Right Where We Belong (Silver Springs #4)(5)



“Missed what?” he said, sounding confused.

“What Gordon was doing. I was so torn up I wasn’t paying as much attention to him as I should have been. I was barely holding myself together, trying to get through it.”

“But he only raped one woman last summer. The other two he attacked six months ago—almost back-to-back. Why the big gap if it was your bereavement over Mom, Dad and Rand that set him off?”

“There might not be a gap. The police believe he victimized other women. They’re looking at unsolved cases that might be similar in the cities and towns near the mines where he worked.”

“Shit...”

“You’re missing the point. I’m saying my grief—the fact that I was wrapped up in my own problems—is what might’ve started him down that road.”

“I understand, but that’s hardly an excuse. My God, you were mourning the loss of more than half your family. He should’ve been trying to support you for a change.”

She took a sip of wine. Gordon had never been particularly supportive, not in an emotional sense. He’d worked and contributed his paycheck to the upkeep of the family, same as she did, but he wasn’t all that engaged. He’d been gone too much and tired and remote when he was home.

Still, she’d thought they had a decent marriage, one that she could make work. Her parents had been together for thirty-two years when they were killed. She’d wanted that kind of life—one devoted to her family—and had been determined to stick it out for the long haul, even if Gordon wasn’t perfect. “You’re right. I don’t know what started it. I just keep guessing.”

“There’s something wrong with him. That’s what started it.”

She leaned against the headboard and covered her feet with a blanket. “I wish I could go back to using Dad’s last name.”

“Why can’t you?”

“Because then I’ll be a Pearce and my kids will be Grays.”

“So change theirs, too.”

“I will eventually. But not now. I can’t deal with that on top of everything else.”

“No one in California will tie you to the rapist in Nephi, Utah, anyway.”

“Thank God I won’t have everyone staring at me when I go to a gas station or a store.” She heard a woman talking to him in the background. “I’ll let you go. Have a nice night.”

“Savanna?”

She pulled the phone back to her ear. “Yeah?”

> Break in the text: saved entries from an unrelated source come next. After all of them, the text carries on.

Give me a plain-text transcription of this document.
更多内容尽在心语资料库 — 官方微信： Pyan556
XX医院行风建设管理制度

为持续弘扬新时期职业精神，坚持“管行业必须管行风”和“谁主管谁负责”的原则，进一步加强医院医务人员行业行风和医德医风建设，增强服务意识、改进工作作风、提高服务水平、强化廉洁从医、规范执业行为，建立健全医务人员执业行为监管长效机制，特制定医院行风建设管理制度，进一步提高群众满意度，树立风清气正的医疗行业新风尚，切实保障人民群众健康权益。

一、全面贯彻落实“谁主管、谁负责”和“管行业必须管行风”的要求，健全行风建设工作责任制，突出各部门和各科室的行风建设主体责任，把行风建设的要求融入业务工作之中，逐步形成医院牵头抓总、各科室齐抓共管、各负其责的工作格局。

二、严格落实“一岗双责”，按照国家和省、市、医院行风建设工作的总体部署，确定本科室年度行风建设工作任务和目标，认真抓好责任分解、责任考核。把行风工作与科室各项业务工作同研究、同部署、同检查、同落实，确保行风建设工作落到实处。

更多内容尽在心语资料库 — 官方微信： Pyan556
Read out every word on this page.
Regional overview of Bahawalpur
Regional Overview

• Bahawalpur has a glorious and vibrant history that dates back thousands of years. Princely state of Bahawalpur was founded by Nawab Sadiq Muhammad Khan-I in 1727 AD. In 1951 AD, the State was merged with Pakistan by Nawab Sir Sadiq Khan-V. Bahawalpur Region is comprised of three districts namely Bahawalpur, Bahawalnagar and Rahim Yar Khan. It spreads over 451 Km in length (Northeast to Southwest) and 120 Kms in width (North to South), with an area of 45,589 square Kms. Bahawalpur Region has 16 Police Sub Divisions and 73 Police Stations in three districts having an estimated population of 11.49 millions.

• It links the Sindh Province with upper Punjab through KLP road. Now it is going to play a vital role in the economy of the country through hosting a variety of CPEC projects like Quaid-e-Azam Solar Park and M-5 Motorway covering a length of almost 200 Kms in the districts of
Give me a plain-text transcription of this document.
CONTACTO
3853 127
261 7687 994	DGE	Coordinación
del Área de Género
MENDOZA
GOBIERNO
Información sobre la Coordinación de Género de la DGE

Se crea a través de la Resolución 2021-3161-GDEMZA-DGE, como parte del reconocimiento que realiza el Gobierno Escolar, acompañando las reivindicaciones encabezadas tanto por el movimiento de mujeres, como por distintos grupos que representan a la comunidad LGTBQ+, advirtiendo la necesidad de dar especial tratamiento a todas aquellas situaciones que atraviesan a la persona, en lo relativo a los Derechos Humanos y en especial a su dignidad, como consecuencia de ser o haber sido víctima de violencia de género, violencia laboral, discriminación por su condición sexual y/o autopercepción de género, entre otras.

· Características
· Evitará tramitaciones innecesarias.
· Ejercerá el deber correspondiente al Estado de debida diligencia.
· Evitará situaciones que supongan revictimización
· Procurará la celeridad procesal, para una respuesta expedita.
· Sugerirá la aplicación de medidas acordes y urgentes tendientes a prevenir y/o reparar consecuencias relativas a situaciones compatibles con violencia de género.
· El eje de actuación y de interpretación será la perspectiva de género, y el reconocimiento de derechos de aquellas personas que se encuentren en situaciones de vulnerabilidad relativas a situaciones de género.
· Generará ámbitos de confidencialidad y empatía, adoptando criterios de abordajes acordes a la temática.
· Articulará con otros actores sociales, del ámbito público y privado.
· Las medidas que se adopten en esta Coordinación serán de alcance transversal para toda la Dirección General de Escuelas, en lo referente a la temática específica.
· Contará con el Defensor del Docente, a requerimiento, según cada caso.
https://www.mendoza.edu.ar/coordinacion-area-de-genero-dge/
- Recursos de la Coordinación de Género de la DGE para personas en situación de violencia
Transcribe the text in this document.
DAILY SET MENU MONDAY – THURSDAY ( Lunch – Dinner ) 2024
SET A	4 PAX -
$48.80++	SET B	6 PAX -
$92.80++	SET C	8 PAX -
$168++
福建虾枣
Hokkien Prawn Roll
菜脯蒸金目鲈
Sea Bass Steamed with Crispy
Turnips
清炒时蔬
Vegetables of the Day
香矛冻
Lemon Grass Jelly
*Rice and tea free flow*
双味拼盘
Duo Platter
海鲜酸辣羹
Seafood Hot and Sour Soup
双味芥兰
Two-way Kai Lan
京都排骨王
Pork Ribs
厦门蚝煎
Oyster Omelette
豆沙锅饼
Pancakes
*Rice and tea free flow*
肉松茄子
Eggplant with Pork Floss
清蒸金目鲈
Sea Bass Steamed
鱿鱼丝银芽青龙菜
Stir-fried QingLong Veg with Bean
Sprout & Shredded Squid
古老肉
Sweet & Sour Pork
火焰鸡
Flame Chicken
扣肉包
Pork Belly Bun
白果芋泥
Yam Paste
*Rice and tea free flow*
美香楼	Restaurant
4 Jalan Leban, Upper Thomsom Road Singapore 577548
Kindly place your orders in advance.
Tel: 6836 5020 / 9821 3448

“Call me when you’re ready to move. I’ll come help you pack and drive the van.”

He was in graduate school at the University of Oregon in Eugene, which wasn’t close. And it was the third week in April, so he had finals coming up. She didn’t plan to wait until he could help. “There’s no need, little brother. I got it.”

Taking a deep breath, she hung up, finished her wine and somehow resisted the urge to pour another glass. She had to be careful, couldn’t allow herself to fall into a bottle. Gordon’s mother had been an abusive alcoholic—it was why his father had left them so long ago. Savanna would never forget some of the upsetting stories he’d told her—of coming home to find his mother passed out on the couch, soaked in her own urine; of his mother nearly dying of smoke inhalation after falling asleep with a lit cigarette; of his mother screaming and cursing and throwing objects at him when he was a small boy. Maybe Dorothy was the reason he’d turned out so bad. The detective investigating his case had said that rape was more about power and control—and venting anger—than sexual gratification. But it wasn’t as if Gordon’s victims had resembled his mother in any way. And he’d grown close to Dorothy in recent years. They seemed to adore each other...

There were no easy answers, she decided, and got up to start packing. Part of her felt she should stay until the end of the school year. Although it went longer than Reese’s semester in college, it was still only six weeks away. But now that she’d made the decision to move, she couldn’t wait even that long.





2

Two months ago, Gavin Turner had given up his studio apartment over the thrift store in Silver Springs, California, an artsy town of five thousand not far from Santa Barbara, and purchased a home—a converted bunkhouse from the 1920s that sat on a whole acre about ten minutes outside of town. After living in such a small space, surrounded by buildings, he almost didn’t know what to do with all the extra room. His friends jokingly referred to his remote location as the “boondocks,” but he enjoyed being out in the open and even closer to the Topatopa Mountains, where he often went hiking or mountain biking. He’d always been drawn to the outdoors. The beauty and solitude brought him peace. He was pretty sure he wouldn’t have been able to navigate his unusual and difficult childhood if not for his love of nature. And music, of course. He strummed on his guitar almost every night, had started singing at various bars in the area and along Highway 101, which ran along California’s coast. He hadn’t landed any notable gigs yet, just performed in various coastal or farming communities, mostly up north. He wanted to break into the music scene, but the competition was so fierce he felt he’d have to move to Nashville, where there was so much happening in the music industry these days, to get where he was hoping to go, and he couldn’t commit to that quite yet. Not while his mother—or, rather, the woman he called his mother—needed him. For now, he enjoyed singing at a different hole-in-the-wall each week. The money he earned augmented what he made working at New Horizons Boys Ranch, the boarding school for troubled boys his adoptive mother had started over twenty years ago and where he’d gone to high school himself.